I can confirm that Pizza Express do a good gluten/dairy free menu. I can especially recommend the raspberry sorbet for dessert; delicious.
After stuffing ourselves with pizza, Laura (from Lifeisabookblog a friend and also my brother’s girlfriend) and I mooched around the shops for a while but to be honest, our hearts weren’t in it. By 8pm Waterstones was closed and a re-imagining of Dolores Umbridge was outside apologising to people wanting to go in. We were excited. Very excited.
We tried to curb the butterflies with some dairy free coffee from Starbucks (made with coconut milk-delicious) while sitting on a bench and ignoring each other while we made blog notes and Tweeted a lot. This is why it’s nice to spend time with another blogger. With normal friends (and by normal I mean those who don’t frantically try and store every amusing or emotional detail of every event in their phones or notebook, to blog about later) I find myself making a very conscious effort not to use my phone for fear of appearing rude or as though I’m not listening. With a fellow blogger she knows I’m listening and recording it all and will write about it later on.
It was while sitting on a bench between Starbucks and Waterstones, sipping a coconut mocha that we noticed the queue. Or distinct lack of it.
We knew that the shop shut at 8, reopened at 10pm to purchase a coupon to be exchanged at midnight for a copy of the book. (Sunday trading laws and all that) but we had expected there to be more people. There wasn’t anyone camping outside the shop, no gaggles of Potternerds taking turns to get the coffees in and nip to the loo while the others held their place in the line. No one brandishing wands and threatening to Avada Kedavra the next person who cut the line. There was no one.
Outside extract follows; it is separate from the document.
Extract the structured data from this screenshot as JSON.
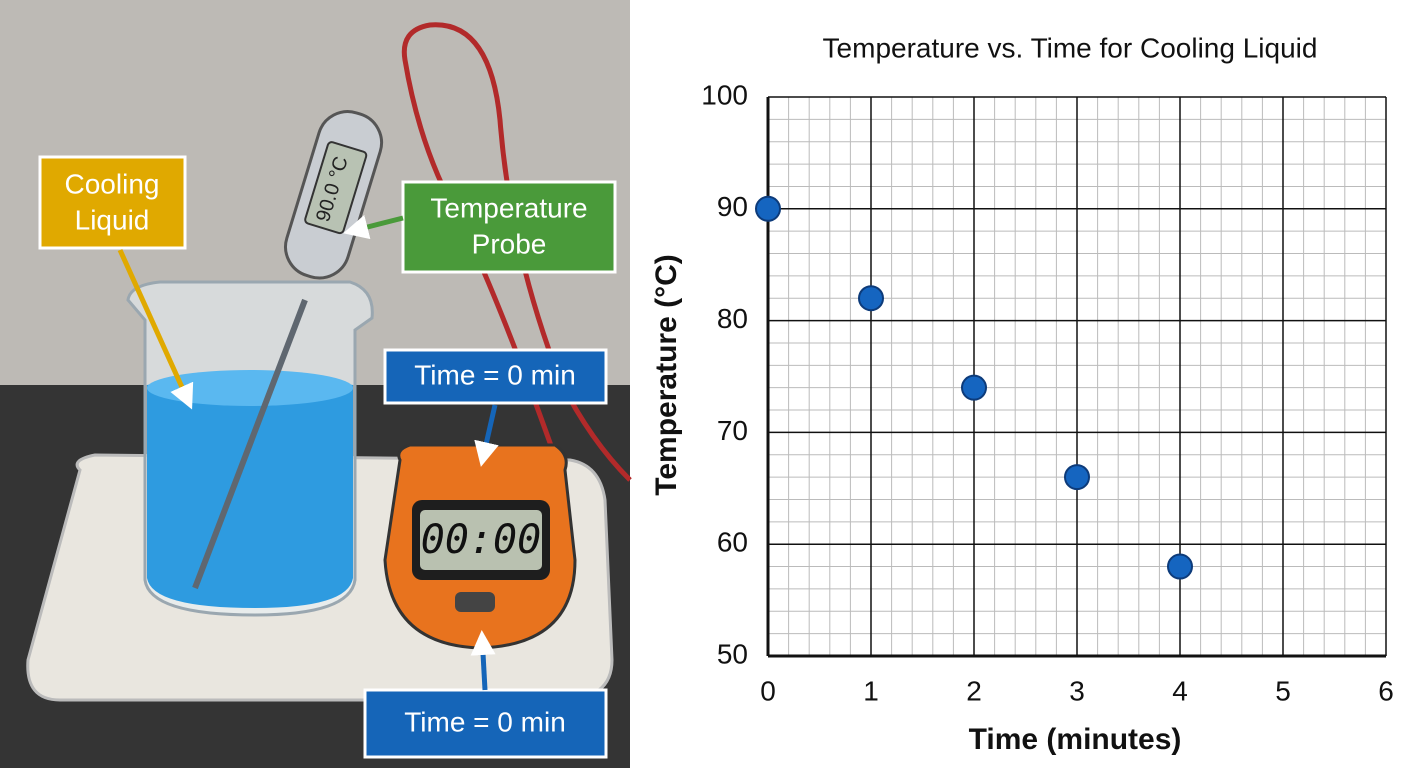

This both disappointed and excited us all at once. Could we be the first people in Manchester to get our hands on the book? But where were all the other Potter fans? Just as we were about to head the loo before setting up camp outside the shop our faith in Potterdom was restored. Two little witches in robes with wands and brooms were heading down the stairs with their mums. They looked amazing.
At 10pm the shop opened and we were about 20th in the queue, we were given our coupons and directed to our home for the next two hours – right by dog training, weddings and cooking. We settled down on the floor and chatted to our queue neighbours, Tweeted, read and took turns to mooch about the shop. Slowly it filled up and by 10.30 there was about 200 people in the shop.
The staff went the extra mile to keep us happy. We did a Potter quiz, ate Haribo, drank orange squash and watched as the Sorting Hat sorted the children into their Houses. (Laura and I did want to be sorted just to make sure we were in the right Houses – shes a Hufflepuff and I’m a Slytherin – but we resisted.)
Finally, after the excitement of the night it was almost time. There was a countdown, we all sang Happy Birthday to Harry Potter and at 12.03 I exchanged my coupon for my book. Happy happy happy.
The problem I now face is how quickly to read it. I’m already 97 pages in and I can say it’s brilliant. Absolutely brilliant. But I know that once I’ve read it, it’s gone. Any book lover will know the grief of finishing a book and desperately wishing you could go back and read it anew.
So, Potter fans, I hope The Cursed Child is everything you want it to be.